The flag has a fixed fee in the thousands of dollars and each instance is 10% more expensive.

I didn’t find out there were more than 4 posts until after I made my comment (thus the edit).

Thanks for the handy link.

I can't really see how it would be fixable even with new hardware.

Speculative execution is fundamental to getting decent performance out of a CPU. Without it you should probably divide your performance expectations by 5 at least.

Rolling back all state rather than just user visible state in the CPU is neigh on impossible. When you evict something from the cache, you delete it. Undeleting is hard. There are also a lot of other non-user-visible bits of state in a CPU.

I agree that we'll probably see new attacks in this area for a long time.

That said, the main new ingredient of Spectre seems to be the idea that userspace can poison the branch target buffer to cause speculative execution of arbitrary code in kernel space. That part of the attack should be fairly easy to mitigate with new hardware, by XORing (or hashing) the index into the BTB with a configurable value that depends on the privilege level. So each process has its own "nonce", and they're all different from the kernel's.

Then BTB poisoning won't work unless the attacker knows its own and the other context's nonce. Even if further attacks are found that leak this nonce, they could be mitigated by changing the nonce at regular intervals.

Couldn't you do something like have a separate chunk of "speculative cache" which you only commit to the main cache once the speculatively-executed instructions are retired? Sounds complex, sure - but it seems like that would give you the performance benefits of speculative execution while still being able to roll back (or prevent in the first place) any cache-state side effects when branches were mispredicted. Could also imagine processors start segregating cache by privilege level.

I guess part of the question you're raising is: are there so many different caches, translation buffers, etc. in a modern CPU that keeping 'uncommitted buffers' for the state of all of them would be just as complex as throwing a whole other core in there?

No, that would not be enough. CPUs speculatively execute across multiple branches. Even if you had a separate speculative cache for every code path, you could still build a side-channel from the amount of contention. [1]

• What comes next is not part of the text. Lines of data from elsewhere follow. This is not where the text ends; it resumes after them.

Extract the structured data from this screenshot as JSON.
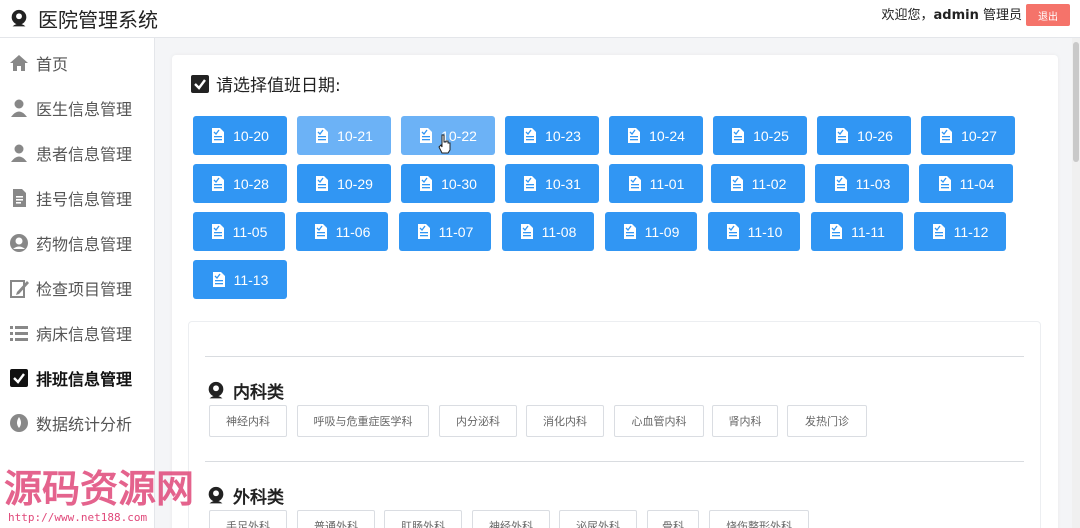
{
  "header": {
    "app_title": "医院管理系统",
    "welcome_prefix": "欢迎您，",
    "username": "admin",
    "role": "管理员",
    "logout_label": "退出"
  },
  "sidebar": {
    "items": [
      {
        "label": "首页",
        "icon": "home-icon"
      },
      {
        "label": "医生信息管理",
        "icon": "user-icon"
      },
      {
        "label": "患者信息管理",
        "icon": "user-icon"
      },
      {
        "label": "挂号信息管理",
        "icon": "document-icon"
      },
      {
        "label": "药物信息管理",
        "icon": "face-icon"
      },
      {
        "label": "检查项目管理",
        "icon": "edit-icon"
      },
      {
        "label": "病床信息管理",
        "icon": "list-icon"
      },
      {
        "label": "排班信息管理",
        "icon": "checkbox-icon",
        "active": true
      },
      {
        "label": "数据统计分析",
        "icon": "drop-icon"
      }
    ]
  },
  "schedule": {
    "prompt": "请选择值班日期:",
    "dates": [
      "10-20",
      "10-21",
      "10-22",
      "10-23",
      "10-24",
      "10-25",
      "10-26",
      "10-27",
      "10-28",
      "10-29",
      "10-30",
      "10-31",
      "11-01",
      "11-02",
      "11-03",
      "11-04",
      "11-05",
      "11-06",
      "11-07",
      "11-08",
      "11-09",
      "11-10",
      "11-11",
      "11-12",
      "11-13"
    ]
  },
  "categories": [
    {
      "title": "内科类",
      "depts": [
        "神经内科",
        "呼吸与危重症医学科",
        "内分泌科",
        "消化内科",
        "心血管内科",
        "肾内科",
        "发热门诊"
      ]
    },
    {
      "title": "外科类",
      "depts": [
        "手足外科",
        "普通外科",
        "肛肠外科",
        "神经外科",
        "泌尿外科",
        "骨科",
        "烧伤整形外科"
      ]
    }
  ],
  "watermark": {
    "text": "源码资源网",
    "url": "http://www.net188.com"
  },
  "colors": {
    "primary": "#3196f3",
    "primary_hover": "#6cb2f6",
    "danger": "#f5736a"
  }
}
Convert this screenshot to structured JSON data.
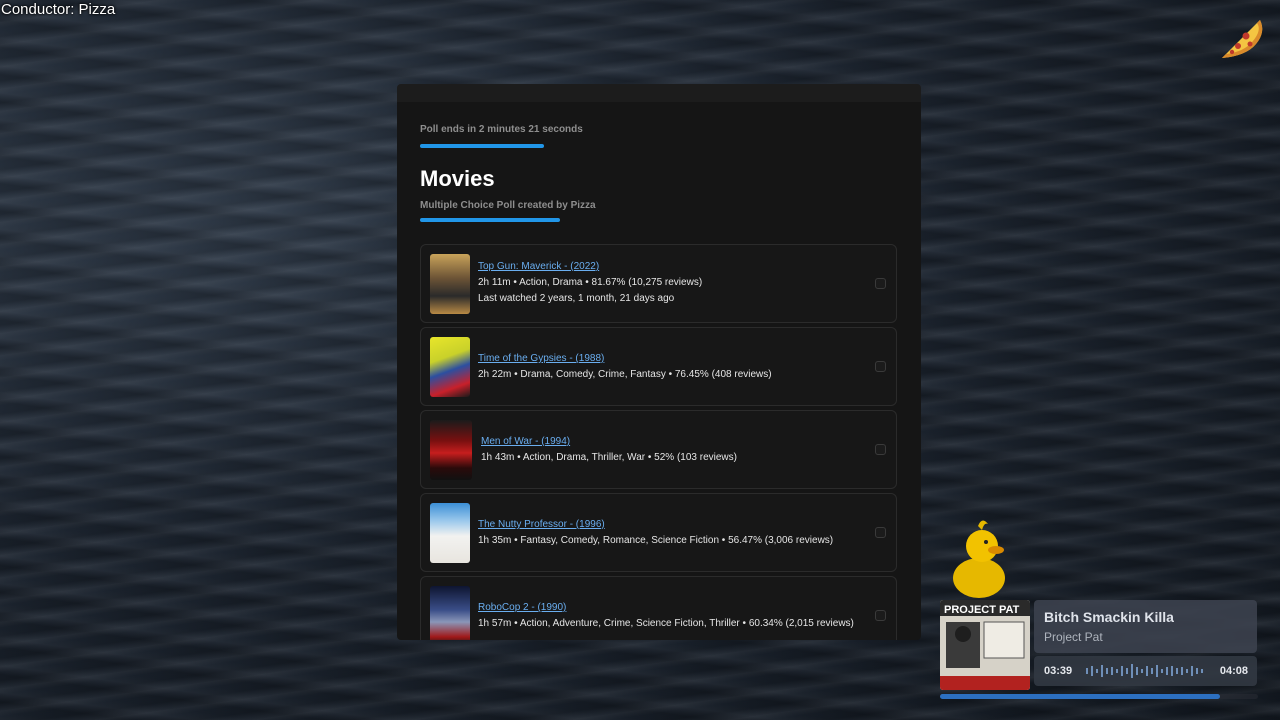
{
  "overlay": {
    "conductor_label": "Conductor: Pizza"
  },
  "poll": {
    "timer_text": "Poll ends in 2 minutes 21 seconds",
    "title": "Movies",
    "subtitle": "Multiple Choice Poll created by Pizza",
    "options": [
      {
        "title": "Top Gun: Maverick - (2022)",
        "meta": "2h 11m • Action, Drama • 81.67% (10,275 reviews)",
        "extra": "Last watched 2 years, 1 month, 21 days ago"
      },
      {
        "title": "Time of the Gypsies - (1988)",
        "meta": "2h 22m • Drama, Comedy, Crime, Fantasy • 76.45% (408 reviews)"
      },
      {
        "title": "Men of War - (1994)",
        "meta": "1h 43m • Action, Drama, Thriller, War • 52% (103 reviews)"
      },
      {
        "title": "The Nutty Professor - (1996)",
        "meta": "1h 35m • Fantasy, Comedy, Romance, Science Fiction • 56.47% (3,006 reviews)"
      },
      {
        "title": "RoboCop 2 - (1990)",
        "meta": "1h 57m • Action, Adventure, Crime, Science Fiction, Thriller • 60.34% (2,015 reviews)"
      }
    ]
  },
  "now_playing": {
    "track": "Bitch Smackin Killa",
    "artist": "Project Pat",
    "current_time": "03:39",
    "total_time": "04:08",
    "progress_fraction": 0.88,
    "album_label": "PROJECT PAT"
  },
  "colors": {
    "accent": "#2196e8",
    "link": "#6aaef0"
  }
}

[1] https://eprint.iacr.org/2016/613.pdf

> Both hardware thread systems (SMT and TMT) expose contention within the execution core. In SMT, the threads effectively compete in real time for access to functional units, the L1 cache, and speculation resources (such as the BTB). This is similar to the real-time sharing that occurs between separate cores, but includes all levels of the architecture. [...] SMT has been exploited in known attacks (Sections 4.2.1 and 4.3.1)

Possibly - but that's an entirely new processor design. That would take years to get released an adopted.

The scary thing is that you can't fix this in software.

It effectively means wiping the caches, TLBs, BTBs and any other caches and optimisations on any form of context switch, as far as I can see? Which yes will likely require new silicon.
> computer security Nobel prize

While they're not as big of a deal AFAIK, we do have the Pwnie Awards: https://pwnies.com/

We should have an annual vulnerability/amelioration award (the Cerberus?) and give one to those guys.